According to him, the challenge for the sector is the supply of hardware — ASIC chips and other specialised tools produced by only a few companies around the world.
He also proposed allowing AI to take on some government decisions, arguing that “the technology is objective and does not take bribes.” The Sber chief noted that implementing governance tasks involves two components: data and behavioural economics. In the latter case, replacing humans will be far more difficult, the executive cautioned.
• Promobot presented a robot-barista and an automated “cybercafe”.
Cybersecurity and blockades
• In Kaspersky warned of data-leak risks in Russia.
The managing director, Anna Kulashova, noted that in 2023 the number of such incidents could grow. According to the firm’s analytics, the volumes of publicly released significant datasets of Russian organisations rose 33% from January to May compared with the same period last year.
«Artificial intelligence is a tool, and like any tool it carries both opportunities and threats. It will be used on all sides, including attacks leveraging ChatGPT», — she emphasised.
Kaspersky’s revenue in the B2B segment rose by more than 20%, and in the B2C segment by 10%.
• Deputy Prime Minister
stated about the reduction of blocking of malicious sites.
«The number of blocked phishing sites and those that steal personal data is decreasing. This shows that measures taken by the state are working. Yet Russia faces mass, coordinated actions by the collective West», — Dmitry Chernyshenko explained.
According to Roszdravnadzor, more than 57,000 sites that illegally distributed medicines have been blocked in the country.
• Chairman of the State Duma Committee on Information Policy Alexander Khinshtein called blocking YouTube an premature measure.
He said there are no grounds for blocking the video platform “for ten lifetimes,” and noted Russia does not yet have its own platform of comparable scale.
«Until we have a product able to compete with YouTube in full, blocking it would be premature, in my view», — Khinshtein said.
Meanwhile, the head of the Ministry of Digital Development Maksut Shadaev assured that a ban on WhatsApp “is not being discussed.”
• The Ministry of Digital Development and the Ministry of Industry and Trade are discussing a ban on parallel import of mobile devices from Samsung and LG.
«We are currently discussing a ban on parallel import of heavy computer equipment — servers and storage systems — from unfriendly countries such as HP, IBM, and so on. We are also considering restrictions on parallel import of computers and mobile devices from Samsung and LG, because Chinese equivalents are not inferior. And no discussion of an iPhone ban», — Shadaev said.
Computers, IT and heavy machinery
• In talks between authorities and business about the prospects for quantum computers in Russia, a strategy was discussed on the eve of the Forum for Future Technologies in Moscow. Rosatom has been tasked with developing a quantum computer, and Russian Railways with quantum communications.
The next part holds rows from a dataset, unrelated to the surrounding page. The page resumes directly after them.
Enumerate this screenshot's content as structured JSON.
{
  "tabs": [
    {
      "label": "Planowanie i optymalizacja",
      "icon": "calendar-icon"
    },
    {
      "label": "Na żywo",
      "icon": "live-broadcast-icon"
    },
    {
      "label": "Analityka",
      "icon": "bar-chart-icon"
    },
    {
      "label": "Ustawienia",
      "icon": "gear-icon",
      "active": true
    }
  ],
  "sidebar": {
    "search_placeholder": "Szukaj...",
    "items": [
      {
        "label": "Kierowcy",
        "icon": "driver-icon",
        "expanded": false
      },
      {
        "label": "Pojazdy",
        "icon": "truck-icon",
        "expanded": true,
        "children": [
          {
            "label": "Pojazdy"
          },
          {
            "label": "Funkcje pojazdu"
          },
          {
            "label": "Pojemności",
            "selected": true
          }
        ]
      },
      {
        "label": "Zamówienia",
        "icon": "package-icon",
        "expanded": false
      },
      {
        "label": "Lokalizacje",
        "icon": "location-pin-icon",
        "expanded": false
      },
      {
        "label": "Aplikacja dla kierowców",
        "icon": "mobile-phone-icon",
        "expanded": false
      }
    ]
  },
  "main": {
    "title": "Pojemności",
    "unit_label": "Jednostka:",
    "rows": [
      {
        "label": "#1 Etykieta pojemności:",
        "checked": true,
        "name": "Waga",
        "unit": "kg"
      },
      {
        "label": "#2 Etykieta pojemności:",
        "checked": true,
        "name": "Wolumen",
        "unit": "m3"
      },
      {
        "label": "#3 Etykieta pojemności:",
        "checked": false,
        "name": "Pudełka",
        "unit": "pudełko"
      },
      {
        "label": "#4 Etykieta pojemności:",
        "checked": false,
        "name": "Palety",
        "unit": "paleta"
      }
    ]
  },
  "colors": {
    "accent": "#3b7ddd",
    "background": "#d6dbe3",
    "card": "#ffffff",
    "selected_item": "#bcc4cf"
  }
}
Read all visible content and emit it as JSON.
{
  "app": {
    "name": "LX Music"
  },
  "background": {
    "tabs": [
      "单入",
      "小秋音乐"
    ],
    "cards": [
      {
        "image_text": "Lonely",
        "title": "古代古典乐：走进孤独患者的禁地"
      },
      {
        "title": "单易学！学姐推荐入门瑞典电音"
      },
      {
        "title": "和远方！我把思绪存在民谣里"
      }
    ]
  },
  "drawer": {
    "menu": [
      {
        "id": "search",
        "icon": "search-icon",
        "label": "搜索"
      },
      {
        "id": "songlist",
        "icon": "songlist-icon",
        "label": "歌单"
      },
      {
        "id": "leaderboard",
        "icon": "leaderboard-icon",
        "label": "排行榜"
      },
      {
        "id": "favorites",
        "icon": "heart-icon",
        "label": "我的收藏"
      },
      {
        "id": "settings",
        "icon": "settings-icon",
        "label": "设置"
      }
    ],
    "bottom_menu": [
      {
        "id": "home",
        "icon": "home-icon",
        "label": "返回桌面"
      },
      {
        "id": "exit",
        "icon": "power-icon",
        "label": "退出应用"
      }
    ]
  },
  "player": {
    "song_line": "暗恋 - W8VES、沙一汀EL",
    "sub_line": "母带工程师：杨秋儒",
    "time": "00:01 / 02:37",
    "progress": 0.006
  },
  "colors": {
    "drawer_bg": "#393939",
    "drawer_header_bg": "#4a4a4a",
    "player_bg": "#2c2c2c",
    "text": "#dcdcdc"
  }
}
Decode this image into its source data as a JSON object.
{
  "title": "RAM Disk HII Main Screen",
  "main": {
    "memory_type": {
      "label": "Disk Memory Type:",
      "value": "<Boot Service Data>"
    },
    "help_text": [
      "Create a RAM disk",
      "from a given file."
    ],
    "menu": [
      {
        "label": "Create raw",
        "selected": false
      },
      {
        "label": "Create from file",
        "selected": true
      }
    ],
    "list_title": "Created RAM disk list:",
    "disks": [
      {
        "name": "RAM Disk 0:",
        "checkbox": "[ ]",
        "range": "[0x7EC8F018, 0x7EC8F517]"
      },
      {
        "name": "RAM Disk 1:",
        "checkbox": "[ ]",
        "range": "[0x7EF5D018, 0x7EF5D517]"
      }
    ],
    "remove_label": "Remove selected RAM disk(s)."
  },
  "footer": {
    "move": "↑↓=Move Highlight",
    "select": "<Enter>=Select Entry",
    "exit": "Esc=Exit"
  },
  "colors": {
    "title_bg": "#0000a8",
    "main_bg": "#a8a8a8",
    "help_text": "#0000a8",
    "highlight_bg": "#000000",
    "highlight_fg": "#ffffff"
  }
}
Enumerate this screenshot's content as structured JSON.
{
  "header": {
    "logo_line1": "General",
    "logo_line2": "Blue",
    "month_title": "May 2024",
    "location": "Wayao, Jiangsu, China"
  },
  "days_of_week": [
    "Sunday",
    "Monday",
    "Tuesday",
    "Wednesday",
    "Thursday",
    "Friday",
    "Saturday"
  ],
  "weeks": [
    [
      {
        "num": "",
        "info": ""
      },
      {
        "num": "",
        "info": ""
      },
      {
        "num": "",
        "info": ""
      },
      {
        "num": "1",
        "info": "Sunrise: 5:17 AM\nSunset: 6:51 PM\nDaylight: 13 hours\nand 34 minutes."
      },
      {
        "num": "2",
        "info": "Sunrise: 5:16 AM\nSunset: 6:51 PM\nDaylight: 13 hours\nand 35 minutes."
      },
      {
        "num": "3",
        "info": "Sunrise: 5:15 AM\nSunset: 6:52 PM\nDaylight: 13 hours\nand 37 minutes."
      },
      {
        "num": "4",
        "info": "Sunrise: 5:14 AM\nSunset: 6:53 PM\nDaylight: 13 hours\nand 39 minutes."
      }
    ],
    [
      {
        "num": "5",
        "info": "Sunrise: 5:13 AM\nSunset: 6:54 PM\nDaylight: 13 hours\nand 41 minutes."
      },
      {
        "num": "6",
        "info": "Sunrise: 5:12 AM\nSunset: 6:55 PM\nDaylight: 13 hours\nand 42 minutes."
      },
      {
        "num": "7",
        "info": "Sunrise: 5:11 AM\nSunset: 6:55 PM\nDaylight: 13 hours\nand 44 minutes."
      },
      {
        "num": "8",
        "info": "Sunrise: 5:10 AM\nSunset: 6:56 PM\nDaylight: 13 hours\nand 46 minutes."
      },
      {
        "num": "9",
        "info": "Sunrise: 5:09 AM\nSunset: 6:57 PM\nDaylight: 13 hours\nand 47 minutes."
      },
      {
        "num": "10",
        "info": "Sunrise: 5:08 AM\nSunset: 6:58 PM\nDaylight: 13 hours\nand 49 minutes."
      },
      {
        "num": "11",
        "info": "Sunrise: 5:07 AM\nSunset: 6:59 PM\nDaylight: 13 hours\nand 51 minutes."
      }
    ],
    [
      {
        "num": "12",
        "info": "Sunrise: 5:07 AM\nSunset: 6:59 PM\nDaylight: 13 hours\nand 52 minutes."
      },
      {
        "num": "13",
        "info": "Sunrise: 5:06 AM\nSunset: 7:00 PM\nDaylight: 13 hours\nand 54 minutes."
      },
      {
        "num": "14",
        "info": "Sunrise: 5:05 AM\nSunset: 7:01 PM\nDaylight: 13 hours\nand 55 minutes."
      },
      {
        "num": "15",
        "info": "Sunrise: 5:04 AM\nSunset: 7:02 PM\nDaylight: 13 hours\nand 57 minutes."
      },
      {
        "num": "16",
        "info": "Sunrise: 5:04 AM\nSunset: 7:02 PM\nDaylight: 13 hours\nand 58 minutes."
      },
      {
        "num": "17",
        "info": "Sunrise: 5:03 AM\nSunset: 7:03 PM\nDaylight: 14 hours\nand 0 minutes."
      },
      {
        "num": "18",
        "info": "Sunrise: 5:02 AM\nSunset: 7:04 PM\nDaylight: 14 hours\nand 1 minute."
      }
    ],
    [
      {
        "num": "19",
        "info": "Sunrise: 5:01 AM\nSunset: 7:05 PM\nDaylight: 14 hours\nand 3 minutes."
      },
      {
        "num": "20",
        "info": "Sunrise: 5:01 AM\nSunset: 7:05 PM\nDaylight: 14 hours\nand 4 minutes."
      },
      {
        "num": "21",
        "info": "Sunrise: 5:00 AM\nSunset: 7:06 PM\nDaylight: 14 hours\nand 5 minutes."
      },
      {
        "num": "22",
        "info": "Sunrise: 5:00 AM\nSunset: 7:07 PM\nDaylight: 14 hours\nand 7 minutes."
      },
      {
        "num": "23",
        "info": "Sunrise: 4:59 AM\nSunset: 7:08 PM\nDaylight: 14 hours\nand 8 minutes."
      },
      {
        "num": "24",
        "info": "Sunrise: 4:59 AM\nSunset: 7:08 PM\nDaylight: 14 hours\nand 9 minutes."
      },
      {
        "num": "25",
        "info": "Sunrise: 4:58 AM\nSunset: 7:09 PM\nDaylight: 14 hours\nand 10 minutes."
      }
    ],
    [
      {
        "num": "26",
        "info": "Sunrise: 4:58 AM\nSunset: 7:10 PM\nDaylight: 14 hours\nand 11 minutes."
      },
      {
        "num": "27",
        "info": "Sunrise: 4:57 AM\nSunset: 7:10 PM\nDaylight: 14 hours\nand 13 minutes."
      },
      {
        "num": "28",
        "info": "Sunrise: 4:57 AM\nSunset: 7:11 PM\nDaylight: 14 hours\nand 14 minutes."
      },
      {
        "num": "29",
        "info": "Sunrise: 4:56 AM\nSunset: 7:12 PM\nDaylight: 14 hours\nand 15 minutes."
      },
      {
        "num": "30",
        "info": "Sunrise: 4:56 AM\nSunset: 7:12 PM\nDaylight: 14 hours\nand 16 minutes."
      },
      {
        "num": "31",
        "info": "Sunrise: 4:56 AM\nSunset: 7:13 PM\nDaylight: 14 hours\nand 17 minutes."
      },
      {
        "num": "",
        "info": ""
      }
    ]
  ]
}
The forum will run 9–14 July 2023 and focus on financing and developing the “supercomputer” technology.
«We are opening new technological horizons: quantum technologies, biotechnology, digital worlds and realities», — said Ruslan Yunusov, co‑founder of the Russian Quantum Centre.
• KAMAZ chief Igor Kogogin and billionaire Ruben Vardanyan have invested about $1m each in the project “Atom” for electric vehicles.
«I was a cash asset that I needed to move into the “charter” of Atom. And that is how the project started», — boasted Kogogin.
The chief designer of KAMAZ Sergei Nazarenko noted the advantages of autonomous vehicles. The company estimates that robot vehicles could run 21–22 hours a day with refuelling and servicing breaks. He also sees potential in automated dump trucks and tractors.
• Herman Gref failed to start a new Lada model for officials on the first attempt.
Autovaz chief Maxim Solkov said the premium car’s engine would not start due to the gear being engaged during start.
The company also unveiled a new crossover, the Lada X-Cross 5 with a price around 2.5 million roubles depending on configuration.